See A.H. Robins Co.,
C.
Resolution of the claims detailed in plaintiffs complaint does not give rise to a jury trial right.
6
While the action at issue can be analogized to one that would have been tried at law in 18th-century England, all of the relief sought in the complaint is equitable in nature. Because the emphasis in the
Granfinanciera
analysis is placed on the second inquiry, the scale is tipped toward finding this to be an action in equity without a right to a jury trial. As such, there is no need to reach the third part of the analysis.
See Granfinanciera,
Notes
. One of the defendants, the Cook Islands Trust, Ltd. (CITL), has not answered the complaint. Another defendant, Timothy Gurney, is asserting a lack of personal jurisdiction. Resolution of these issues will be left to the bankruptcy court upon remand.
. See Marcia S. Krieger, ‘‘The Bankruptcy Court is a Court of Equity": What Does That Mean?, 50 S.C. L.Rev. 275, 282-84 (1999).

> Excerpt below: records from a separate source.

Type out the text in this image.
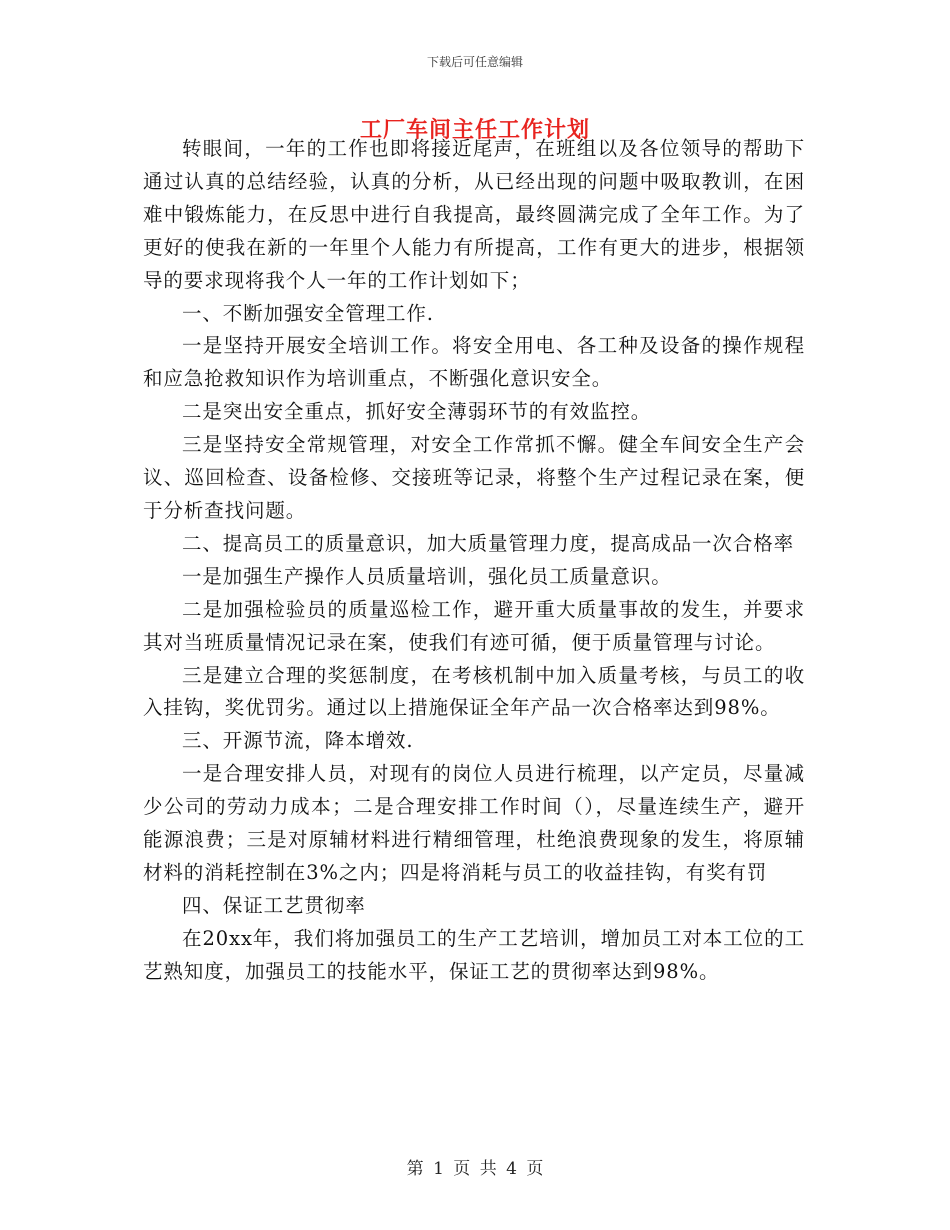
下载后可任意编辑
工厂车间主任工作计划

转眼间，一年的工作也即将接近尾声，在班组以及各位领导的帮助下通过认真的总结经验，认真的分析，从已经出现的问题中吸取教训，在困难中锻炼能力，在反思中进行自我提高，最终圆满完成了全年工作。为了更好的使我在新的一年里个人能力有所提高，工作有更大的进步，根据领导的要求现将我个人一年的工作计划如下；

一、不断加强安全管理工作.

一是坚持开展安全培训工作。将安全用电、各工种及设备的操作规程和应急抢救知识作为培训重点，不断强化意识安全。

二是突出安全重点，抓好安全薄弱环节的有效监控。

三是坚持安全常规管理，对安全工作常抓不懈。健全车间安全生产会议、巡回检查、设备检修、交接班等记录，将整个生产过程记录在案，便于分析查找问题。

二、提高员工的质量意识，加大质量管理力度，提高成品一次合格率

一是加强生产操作人员质量培训，强化员工质量意识。

二是加强检验员的质量巡检工作，避开重大质量事故的发生，并要求其对当班质量情况记录在案，使我们有迹可循，便于质量管理与讨论。

三是建立合理的奖惩制度，在考核机制中加入质量考核，与员工的收入挂钩，奖优罚劣。通过以上措施保证全年产品一次合格率达到98%。

三、开源节流，降本增效.

一是合理安排人员，对现有的岗位人员进行梳理，以产定员，尽量减少公司的劳动力成本；二是合理安排工作时间（），尽量连续生产，避开能源浪费；三是对原辅材料进行精细管理，杜绝浪费现象的发生，将原辅材料的消耗控制在3%之内；四是将消耗与员工的收益挂钩，有奖有罚

四、保证工艺贯彻率

在20xx年，我们将加强员工的生产工艺培训，增加员工对本工位的工艺熟知度，加强员工的技能水平，保证工艺的贯彻率达到98%。

第 1 页 共 4 页
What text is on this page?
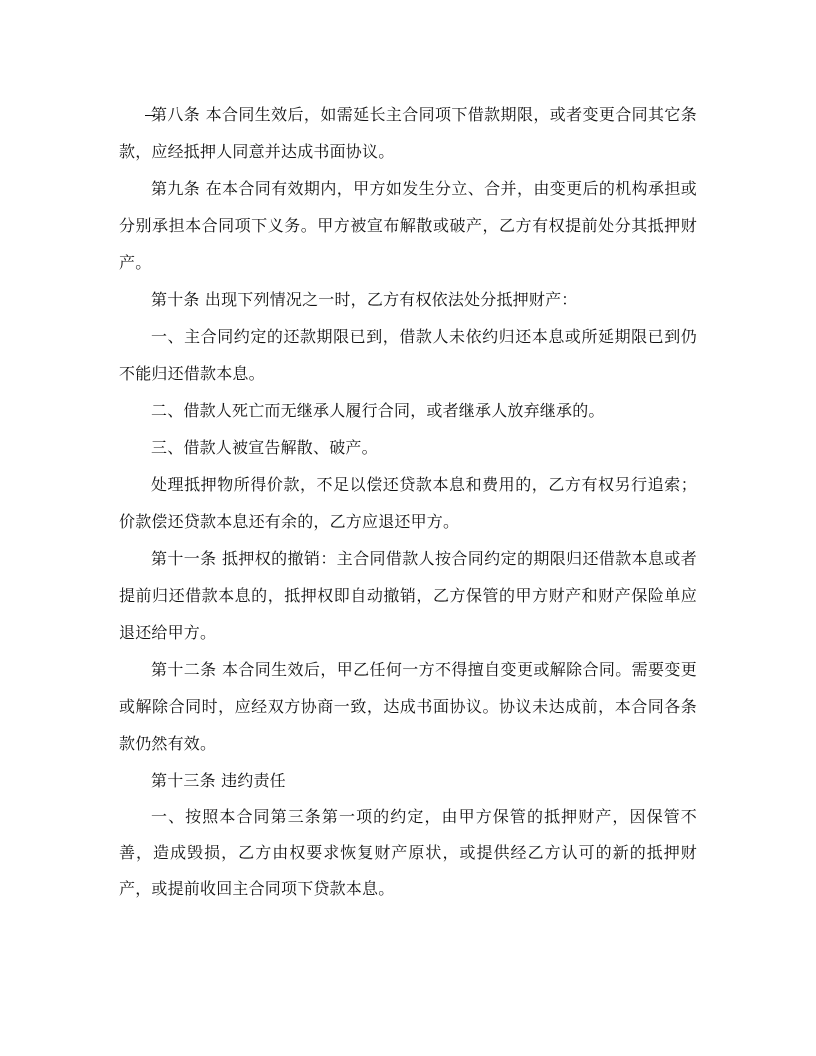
第八条 本合同生效后，如需延长主合同项下借款期限，或者变更合同其它条款，应经抵押人同意并达成书面协议。

第九条 在本合同有效期内，甲方如发生分立、合并，由变更后的机构承担或分别承担本合同项下义务。甲方被宣布解散或破产，乙方有权提前处分其抵押财产。

第十条 出现下列情况之一时，乙方有权依法处分抵押财产：

一、主合同约定的还款期限已到，借款人未依约归还本息或所延期限已到仍不能归还借款本息。

二、借款人死亡而无继承人履行合同，或者继承人放弃继承的。

三、借款人被宣告解散、破产。

处理抵押物所得价款，不足以偿还贷款本息和费用的，乙方有权另行追索；价款偿还贷款本息还有余的，乙方应退还甲方。

第十一条 抵押权的撤销：主合同借款人按合同约定的期限归还借款本息或者提前归还借款本息的，抵押权即自动撤销，乙方保管的甲方财产和财产保险单应退还给甲方。

第十二条 本合同生效后，甲乙任何一方不得擅自变更或解除合同。需要变更或解除合同时，应经双方协商一致，达成书面协议。协议未达成前，本合同各条款仍然有效。

第十三条 违约责任

一、按照本合同第三条第一项的约定，由甲方保管的抵押财产，因保管不善，造成毁损，乙方由权要求恢复财产原状，或提供经乙方认可的新的抵押财产，或提前收回主合同项下贷款本息。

. A suit, filed by creditor Bank of America, alleging a fraudulent conveyance, is pending in the Circuit Court for Baltimore County, Maryland. Another proceeding, to determine whether the transfers to the Trust are avoidable, is talcing place in the High Court of the Cook Islands.
. While examination of the cases cited in this section implicitly endorse the jurisdiction of a bankruptcy court over claims regarding the validity of a self-settled trust, none of them directly address a litigant’s request for a jury trial on the issue.
See,
e.g.,
In re Portnoy,
. The reasoning of this paragraph with respect to the remedy of turnover applies to Counts V and VII as well.
. To allay defendants' concerns regarding plaintiff's alleged attempts to circumvent their jury trial rights by pleading one set of claims and implicitly trying another set of claims at trial, I want to make it clear that the trial conducted by the bankruptcy court must be based on the pleadings. The pivotal determinations will be regarding the self-settled nature of the Trust, the law to be applied to the alleged transfers, and the validity of the Trust under the applicable law. The trial cannot be a veiled attempt to obtain a verdict as to an alleged fraudulent conveyance of the assets. The only allegation of a fraudulent conveyance in the complaint involves the conveyance of an intangible property right (the Protectorship) in Counts III and IV.
. Plaintiff's argument regarding waiver of the jury trial right by submission to the jurisdiction of the bankruptcy court through the filing of voluntary petitions would be addressed in the third phase of the analysis. Because the motions are resolved on other grounds, I will not address this argument.